Tempest Lite
New York magazine|September 11 - 24, 2023
Shakespeare can be easy without being schlocky.
SARA HOLDREN
Tempest Lite

THIS IS NOT a review of The Tempest.

Well, no, it is. It can't help it. But I'd like to take an airy spirit's-eye view for a moment and, before boarding the king's ship, pause. Because to talk about this Tempest, one must first talk about the larger project to which it is in service. And the play is-despite the ebullient production's focus on themes of breaking free from various bonds-in service. Shakespeare's text, arguably the playwright's only original story, is a public-domain scaffold on which to build the annual culmination of the Public Works program.
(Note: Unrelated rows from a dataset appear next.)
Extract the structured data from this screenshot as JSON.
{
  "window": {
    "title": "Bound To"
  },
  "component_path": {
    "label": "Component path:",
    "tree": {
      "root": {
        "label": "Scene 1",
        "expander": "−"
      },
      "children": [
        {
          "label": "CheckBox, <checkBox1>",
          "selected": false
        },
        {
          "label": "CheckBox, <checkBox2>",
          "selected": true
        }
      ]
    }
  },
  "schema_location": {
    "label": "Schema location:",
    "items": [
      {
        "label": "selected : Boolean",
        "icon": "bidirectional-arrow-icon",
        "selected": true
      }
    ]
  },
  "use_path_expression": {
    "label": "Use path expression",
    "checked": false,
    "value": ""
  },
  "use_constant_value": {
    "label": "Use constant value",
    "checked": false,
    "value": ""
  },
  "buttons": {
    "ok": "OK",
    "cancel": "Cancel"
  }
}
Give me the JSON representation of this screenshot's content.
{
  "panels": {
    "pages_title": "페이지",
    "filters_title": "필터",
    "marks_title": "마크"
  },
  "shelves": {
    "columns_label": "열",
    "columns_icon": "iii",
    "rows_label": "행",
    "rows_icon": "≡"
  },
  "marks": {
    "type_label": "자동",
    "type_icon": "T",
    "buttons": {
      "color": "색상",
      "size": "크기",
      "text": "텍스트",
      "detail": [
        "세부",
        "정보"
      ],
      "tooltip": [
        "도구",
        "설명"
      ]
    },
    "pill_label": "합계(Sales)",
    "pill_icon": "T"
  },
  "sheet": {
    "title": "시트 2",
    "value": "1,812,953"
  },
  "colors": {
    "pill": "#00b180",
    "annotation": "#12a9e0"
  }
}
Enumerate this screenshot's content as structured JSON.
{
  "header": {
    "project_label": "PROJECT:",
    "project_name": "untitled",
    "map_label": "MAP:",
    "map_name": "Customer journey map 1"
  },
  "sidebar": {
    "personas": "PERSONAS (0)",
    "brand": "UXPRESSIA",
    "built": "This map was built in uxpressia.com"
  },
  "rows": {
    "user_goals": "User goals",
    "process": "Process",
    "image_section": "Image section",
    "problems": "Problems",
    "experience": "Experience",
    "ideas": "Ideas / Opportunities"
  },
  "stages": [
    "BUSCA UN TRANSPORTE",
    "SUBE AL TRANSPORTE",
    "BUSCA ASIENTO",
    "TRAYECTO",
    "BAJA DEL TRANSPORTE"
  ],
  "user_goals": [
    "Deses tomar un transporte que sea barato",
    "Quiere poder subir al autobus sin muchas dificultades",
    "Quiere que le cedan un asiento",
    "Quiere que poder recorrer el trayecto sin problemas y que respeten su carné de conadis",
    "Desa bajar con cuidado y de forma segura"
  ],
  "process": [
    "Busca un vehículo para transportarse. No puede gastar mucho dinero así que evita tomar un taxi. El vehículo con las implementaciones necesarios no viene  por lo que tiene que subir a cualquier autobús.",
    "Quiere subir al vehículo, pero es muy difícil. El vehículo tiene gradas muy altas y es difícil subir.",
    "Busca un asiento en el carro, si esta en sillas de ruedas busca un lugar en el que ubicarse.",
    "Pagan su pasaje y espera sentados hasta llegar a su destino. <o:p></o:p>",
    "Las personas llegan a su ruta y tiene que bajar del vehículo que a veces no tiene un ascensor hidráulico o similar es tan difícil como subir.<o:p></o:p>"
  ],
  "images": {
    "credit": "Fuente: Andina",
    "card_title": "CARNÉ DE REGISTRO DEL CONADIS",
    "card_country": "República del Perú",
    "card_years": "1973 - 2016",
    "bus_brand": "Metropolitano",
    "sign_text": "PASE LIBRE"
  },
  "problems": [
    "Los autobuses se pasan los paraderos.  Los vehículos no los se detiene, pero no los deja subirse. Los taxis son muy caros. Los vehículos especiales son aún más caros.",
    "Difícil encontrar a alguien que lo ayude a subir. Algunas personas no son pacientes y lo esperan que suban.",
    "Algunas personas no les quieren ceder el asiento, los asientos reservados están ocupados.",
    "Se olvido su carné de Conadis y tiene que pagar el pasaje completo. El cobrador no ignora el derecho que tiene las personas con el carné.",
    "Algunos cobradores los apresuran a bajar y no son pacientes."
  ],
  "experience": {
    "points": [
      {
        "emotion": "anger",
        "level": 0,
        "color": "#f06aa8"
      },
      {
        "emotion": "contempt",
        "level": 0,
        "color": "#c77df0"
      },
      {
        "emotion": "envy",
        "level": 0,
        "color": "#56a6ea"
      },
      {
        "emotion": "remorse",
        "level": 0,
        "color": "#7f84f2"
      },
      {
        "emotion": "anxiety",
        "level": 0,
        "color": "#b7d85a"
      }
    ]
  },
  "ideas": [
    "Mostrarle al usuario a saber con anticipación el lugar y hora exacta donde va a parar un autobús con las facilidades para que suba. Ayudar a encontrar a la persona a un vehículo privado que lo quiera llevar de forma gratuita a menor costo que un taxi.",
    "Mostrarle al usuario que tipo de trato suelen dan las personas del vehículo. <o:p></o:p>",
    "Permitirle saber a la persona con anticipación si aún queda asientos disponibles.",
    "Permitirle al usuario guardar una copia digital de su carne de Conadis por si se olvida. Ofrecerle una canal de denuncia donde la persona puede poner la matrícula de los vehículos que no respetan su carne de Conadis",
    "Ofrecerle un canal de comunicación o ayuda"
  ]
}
This isn't a judgment; it's simply a fact. Public Works-which Public Theater artistic director Oskar Eustis consistently describes in his onstage preshow announcements as "the most important program we do"-is just over a decade old and as exuberant and song-and-dance filled as ever. Founded in 2012 by director Lear de Bessonet and now helmed by Tempest director Laurie Woolery, Public Works isn't just a show: It's a massive community-centered arts initiative. It combines year-round workshops and classes with potlucks and partnerships with eight different organizations across New York, from a domestic-workers union to a foundation that works to build supportive communities for military vets. The founding principle of Public Works is that artistry isn't the reserve of a talented few but a universal birthright. If an artistic endeavor should be assessed solely by the purity of its intentions-or, even more meaningfully, on the probable net good it's putting into the world-then Public Works productions probably shouldn't be critiqued at all. The project's utopian bona fides are unassailable.